Using a scheduled cache model to reduce memory latencies in multicore DSP designsThe most advanced high-end DSP cores in the market today are fully cache-based by concept while maintaining low latency when accessing higher memory hierarchies (L2/L3). Performance of cache-based DSP systems is highly affected by the cache hit ratio and by the miss penalty.
Hit ratio - the number of accesses that are "hit" in the cache divided by the total number of accesses ("hit" count + "miss" count) - depends on the application locality in time and place. Miss penalty - the number of cycles that the core waits for a "miss" to be served - depends on the physical location of data in the memory system at the time of a cache miss.
Traditional systems rely on the Direct Memory Access (DMA) model in which the DMA controller is used to move data to a memory closer to the core. This method is complicated and requires precise, restrictive scheduling to achieve coherency.

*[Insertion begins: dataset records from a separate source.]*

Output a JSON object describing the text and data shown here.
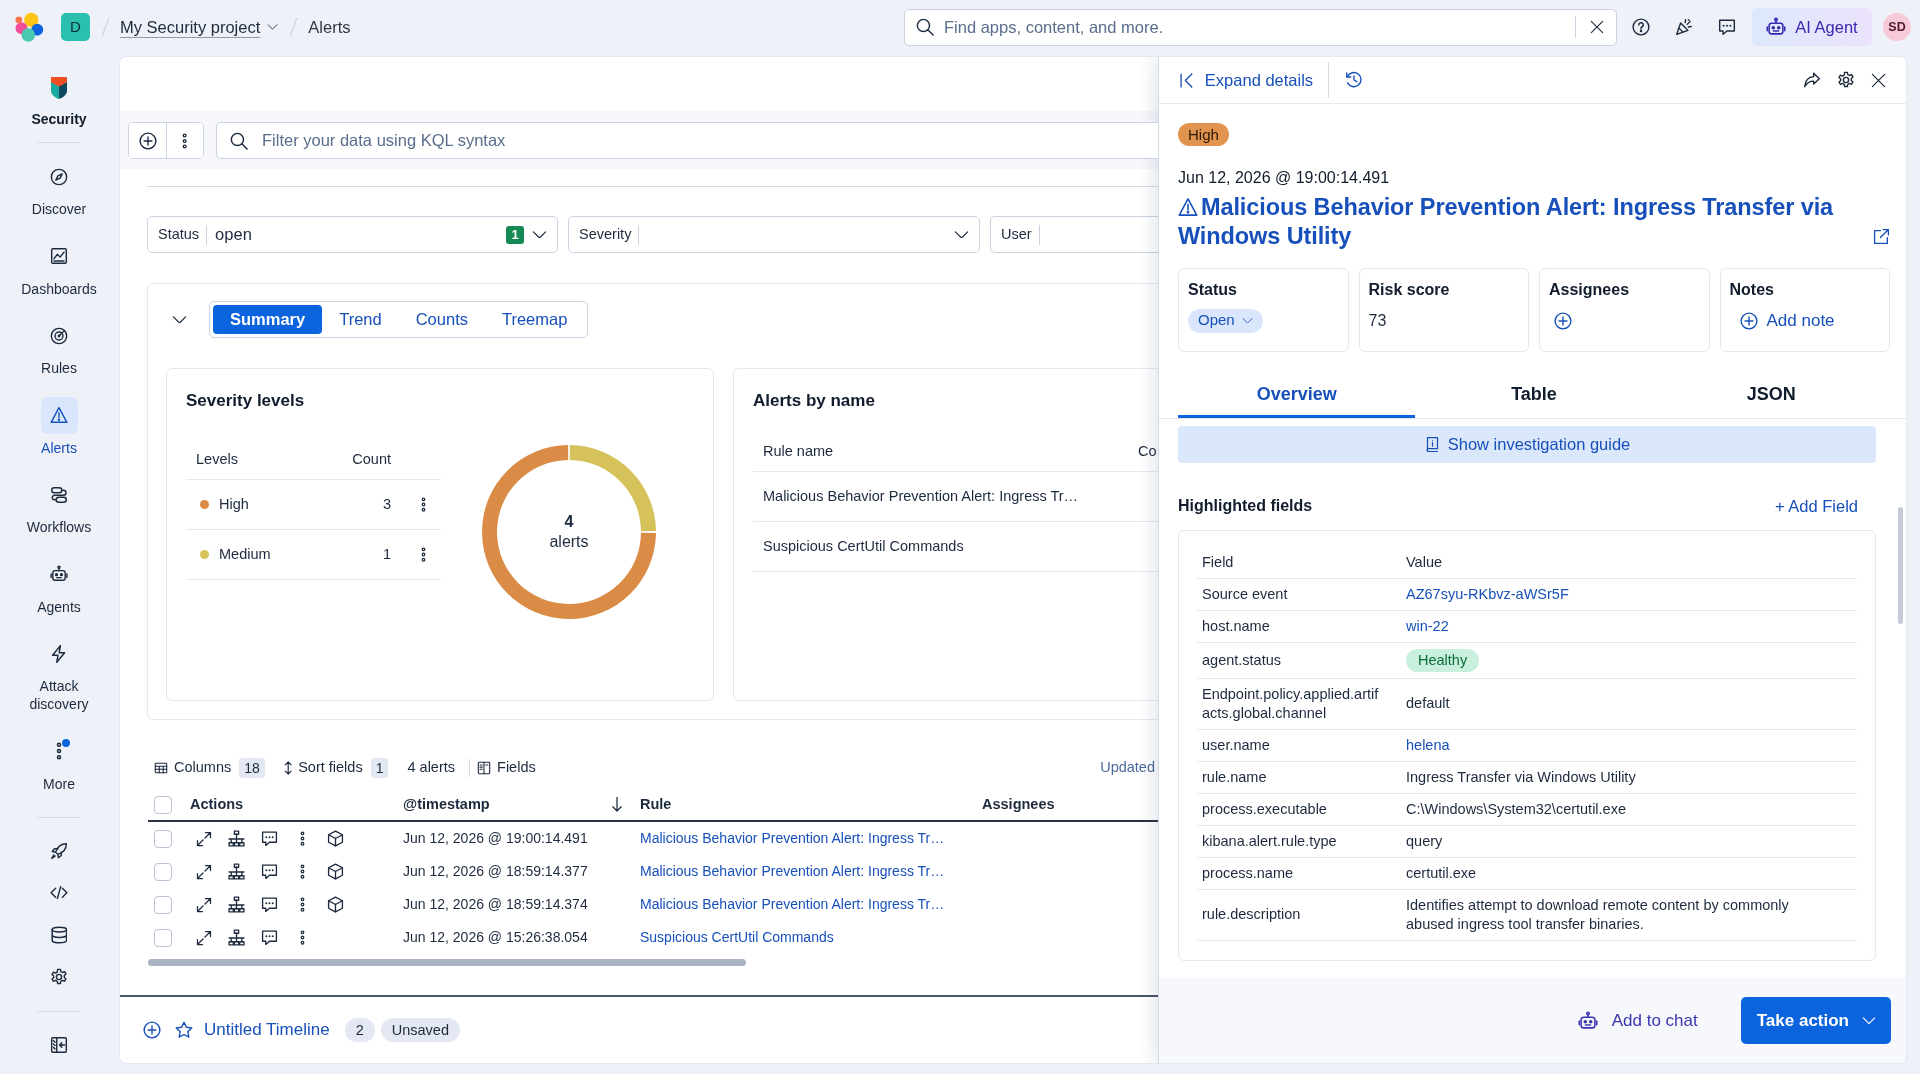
{
  "header": {
    "space_initial": "D",
    "breadcrumbs": [
      {
        "label": "My Security project",
        "kind": "menu"
      },
      {
        "label": "Alerts",
        "kind": "current"
      }
    ],
    "search": {
      "placeholder": "Find apps, content, and more."
    },
    "ai_button": "AI Agent",
    "user_initials": "SD"
  },
  "sidebar": {
    "app": "Security",
    "items": [
      {
        "label": "Discover",
        "selected": false,
        "notify": false
      },
      {
        "label": "Dashboards",
        "selected": false,
        "notify": false
      },
      {
        "label": "Rules",
        "selected": false,
        "notify": false
      },
      {
        "label": "Alerts",
        "selected": true,
        "notify": false
      },
      {
        "label": "Workflows",
        "selected": false,
        "notify": false
      },
      {
        "label": "Agents",
        "selected": false,
        "notify": false
      },
      {
        "label": "Attack discovery",
        "selected": false,
        "notify": false
      },
      {
        "label": "More",
        "selected": false,
        "notify": true
      }
    ]
  },
  "query_bar": {
    "placeholder": "Filter your data using KQL syntax"
  },
  "filters": [
    {
      "label": "Status",
      "value": "open",
      "count": "1"
    },
    {
      "label": "Severity"
    },
    {
      "label": "User"
    }
  ],
  "summary": {
    "expanded": true,
    "tabs": [
      {
        "label": "Summary",
        "selected": true
      },
      {
        "label": "Trend",
        "selected": false
      },
      {
        "label": "Counts",
        "selected": false
      },
      {
        "label": "Treemap",
        "selected": false
      }
    ],
    "severity_levels": {
      "title": "Severity levels",
      "columns": [
        "Levels",
        "Count"
      ],
      "rows": [
        {
          "level": "High",
          "count": "3",
          "color": "#da8b45"
        },
        {
          "level": "Medium",
          "count": "1",
          "color": "#d6c25a"
        }
      ],
      "total": "4",
      "total_label": "alerts",
      "chart_data": {
        "type": "donut",
        "values": [
          75,
          25
        ]
      }
    },
    "alerts_by_name": {
      "title": "Alerts by name",
      "columns": [
        "Rule name",
        "Co"
      ],
      "rows": [
        {
          "rule_name": "Malicious Behavior Prevention Alert: Ingress Tr…"
        },
        {
          "rule_name": "Suspicious CertUtil Commands"
        }
      ]
    }
  },
  "toolbar": {
    "columns": {
      "label": "Columns",
      "count": "18"
    },
    "sort_fields": {
      "label": "Sort fields",
      "count": "1"
    },
    "alert_count": "4 alerts",
    "fields": "Fields",
    "updated": "Updated"
  },
  "alerts_table": {
    "all_checked": false,
    "columns": [
      {
        "label": "Actions",
        "sorted": false
      },
      {
        "label": "@timestamp",
        "sorted": true
      },
      {
        "label": "Rule",
        "sorted": false
      },
      {
        "label": "Assignees",
        "sorted": false
      }
    ],
    "rows": [
      {
        "checked": false,
        "cube_action": true,
        "timestamp": "Jun 12, 2026 @ 19:00:14.491",
        "rule": "Malicious Behavior Prevention Alert: Ingress Tr…"
      },
      {
        "checked": false,
        "cube_action": true,
        "timestamp": "Jun 12, 2026 @ 18:59:14.377",
        "rule": "Malicious Behavior Prevention Alert: Ingress Tr…"
      },
      {
        "checked": false,
        "cube_action": true,
        "timestamp": "Jun 12, 2026 @ 18:59:14.374",
        "rule": "Malicious Behavior Prevention Alert: Ingress Tr…"
      },
      {
        "checked": false,
        "cube_action": false,
        "timestamp": "Jun 12, 2026 @ 15:26:38.054",
        "rule": "Suspicious CertUtil Commands"
      }
    ]
  },
  "timeline": {
    "title": "Untitled Timeline",
    "count": "2",
    "status": "Unsaved"
  },
  "flyout": {
    "expand_label": "Expand details",
    "severity": "High",
    "timestamp": "Jun 12, 2026 @ 19:00:14.491",
    "title": "Malicious Behavior Prevention Alert: Ingress Transfer via Windows Utility",
    "cards": [
      {
        "label": "Status",
        "kind": "status",
        "value": "Open"
      },
      {
        "label": "Risk score",
        "kind": "text",
        "value": "73"
      },
      {
        "label": "Assignees",
        "kind": "add"
      },
      {
        "label": "Notes",
        "kind": "add",
        "value": "Add note"
      }
    ],
    "tabs": [
      {
        "label": "Overview",
        "selected": true
      },
      {
        "label": "Table",
        "selected": false
      },
      {
        "label": "JSON",
        "selected": false
      }
    ],
    "guide_button": "Show investigation guide",
    "highlighted_fields": {
      "title": "Highlighted fields",
      "add_label": "+ Add Field",
      "columns": [
        "Field",
        "Value"
      ],
      "rows": [
        {
          "field": "Source event",
          "value": "AZ67syu-RKbvz-aWSr5F",
          "kind": "link"
        },
        {
          "field": "host.name",
          "value": "win-22",
          "kind": "link"
        },
        {
          "field": "agent.status",
          "value": "Healthy",
          "kind": "badge"
        },
        {
          "field": "Endpoint.policy.applied.artifacts.global.channel",
          "value": "default",
          "kind": "text"
        },
        {
          "field": "user.name",
          "value": "helena",
          "kind": "link"
        },
        {
          "field": "rule.name",
          "value": "Ingress Transfer via Windows Utility",
          "kind": "text"
        },
        {
          "field": "process.executable",
          "value": "C:\\Windows\\System32\\certutil.exe",
          "kind": "text"
        },
        {
          "field": "kibana.alert.rule.type",
          "value": "query",
          "kind": "text"
        },
        {
          "field": "process.name",
          "value": "certutil.exe",
          "kind": "text"
        },
        {
          "field": "rule.description",
          "value": "Identifies attempt to download remote content by commonly abused ingress tool transfer binaries.",
          "kind": "text"
        }
      ]
    },
    "footer": {
      "chat_label": "Add to chat",
      "action_label": "Take action"
    }
  }
}
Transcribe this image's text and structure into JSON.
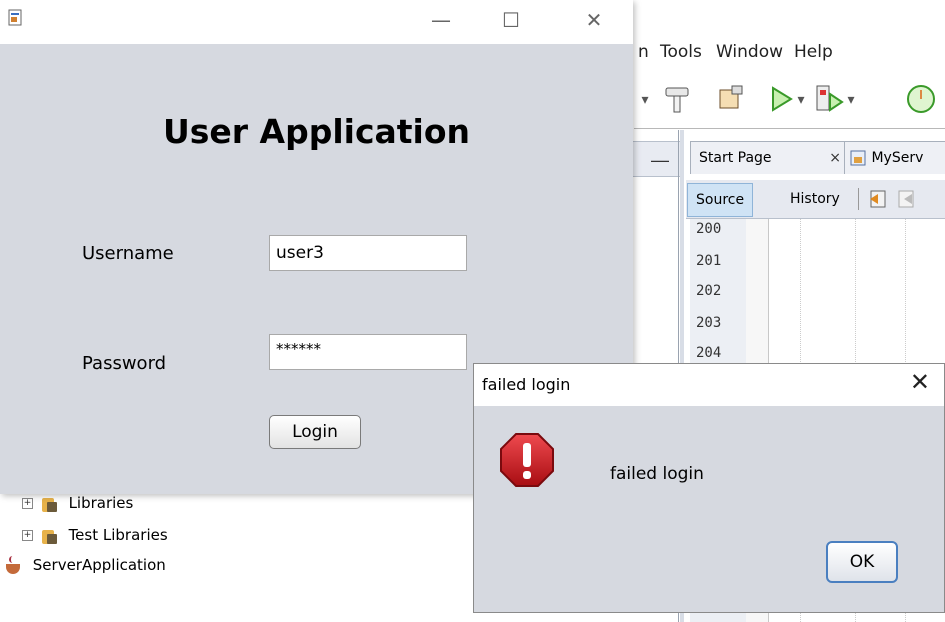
{
  "ide": {
    "menu": [
      "n",
      "Tools",
      "Window",
      "Help"
    ],
    "editor_tabs": [
      {
        "label": "Start Page",
        "close": "×"
      },
      {
        "label": "MyServ"
      }
    ],
    "source_label": "Source",
    "history_label": "History",
    "line_numbers": [
      "200",
      "201",
      "202",
      "203",
      "204"
    ],
    "tree": [
      {
        "label": "Libraries",
        "expander": "+"
      },
      {
        "label": "Test Libraries",
        "expander": "+"
      },
      {
        "label": "ServerApplication"
      }
    ],
    "panel_minimize": "—"
  },
  "app_window": {
    "window_controls": {
      "minimize": "—",
      "maximize": "☐",
      "close": "✕"
    },
    "title": "User Application",
    "username_label": "Username",
    "username_value": "user3",
    "password_label": "Password",
    "password_value": "******",
    "login_label": "Login"
  },
  "dialog": {
    "title": "failed login",
    "close": "✕",
    "message": "failed login",
    "ok_label": "OK",
    "icon": "error-icon"
  },
  "colors": {
    "window_bg": "#d6d9e0",
    "error_red": "#c8161d",
    "ok_border": "#4a7fc0"
  }
}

As an alternative, this article describes a new software model - and hardware mechanisms that support it - used in the Freescale SC3850 StarCore DSP subsystem residing in the MSC8156 multi-core DSP. Called the scheduled cache model,, it reduces the need for DMA programming and synchronization to achieve high core utilization.
The scheduled cache model relies on hardware mechanisms (some of which are controlled by software) to increase cache efficiency. Using these mechanisms can yield DMA-like performance while maintaining a relatively simple, flexible software model that reduces overall system development time (TTM).
Reviewing the Cache Memory Basics
A cache-based system uses small, fast memories to store short term copies of data stored in the slower main memory. A typical memory hierarchy of a modern DSP is shown in Figure 1 below.
Each DSP core has its private L1 caches, normally separated to Instruction and Data. Some systems also contain an M1 memory. The larger, second level of memory can be cache (L2) or a regular SRAM memory (M2). Additional memories are larger, slower and may reside on chip like shared on chip M3 or off chip like off chip DDR.
|Figure 1: Typical Modern DSP Memory Hierarchy|
The core accesses the cached copies by their original memory locations (rr by their virtual address, in case translation is used), which means that the core can conveniently view a static memory map. If the content from a memory location that the core needs is not in the cache, the cache automatically fetches it from the main memory.
In comparison, a DMA-based system uses a near memory with its own fixed addresses (memory locations). The programmer must configure the DMA to move data from a far memory to a near memory. Therefore, the software must know when the data is allocated and it must be aware that the same address in the near memory has different contents.
Hit/Miss and Types of Misses. This article uses the following definitions:
* Hit : The core accesses a memory location for which the content is already in the cache. In this case, the access is serviced directly by the cache without any penalties.
* Miss: The core accesses a memory location for which the content is not in the cache. The result of a cache miss is an automatic fetch from higher memory (next level of cache or main memory). The core waits for the fetch to be processed. This waiting is called Miss penalty.
To minimize core wait state, both the number of misses and the average miss penalty should be minimized.
There are three main types of cache misses:
* Compulsory miss: The first core access to a memory location that was never in the cache (we'll explain how even these "compulsory" misses can be avoided).
* Capacity miss: A memory location was in the cache at some point in time, but was thrashed by another memory location (before the current core access), due to the finite size of the cache.
* Conflict miss: A memory location was in the cache at some point in time, but was thrashed (replaced by the content of another memory location) before the current core access, due to one of two reasons: 1) insufficient associativity, which is less frequent in architectures such as the SC3850 core subsystem, which has 8 way caches, and 2) replacement mechanism made imperfect choices. This can be avoided by cache partitioning, as explained later in this article.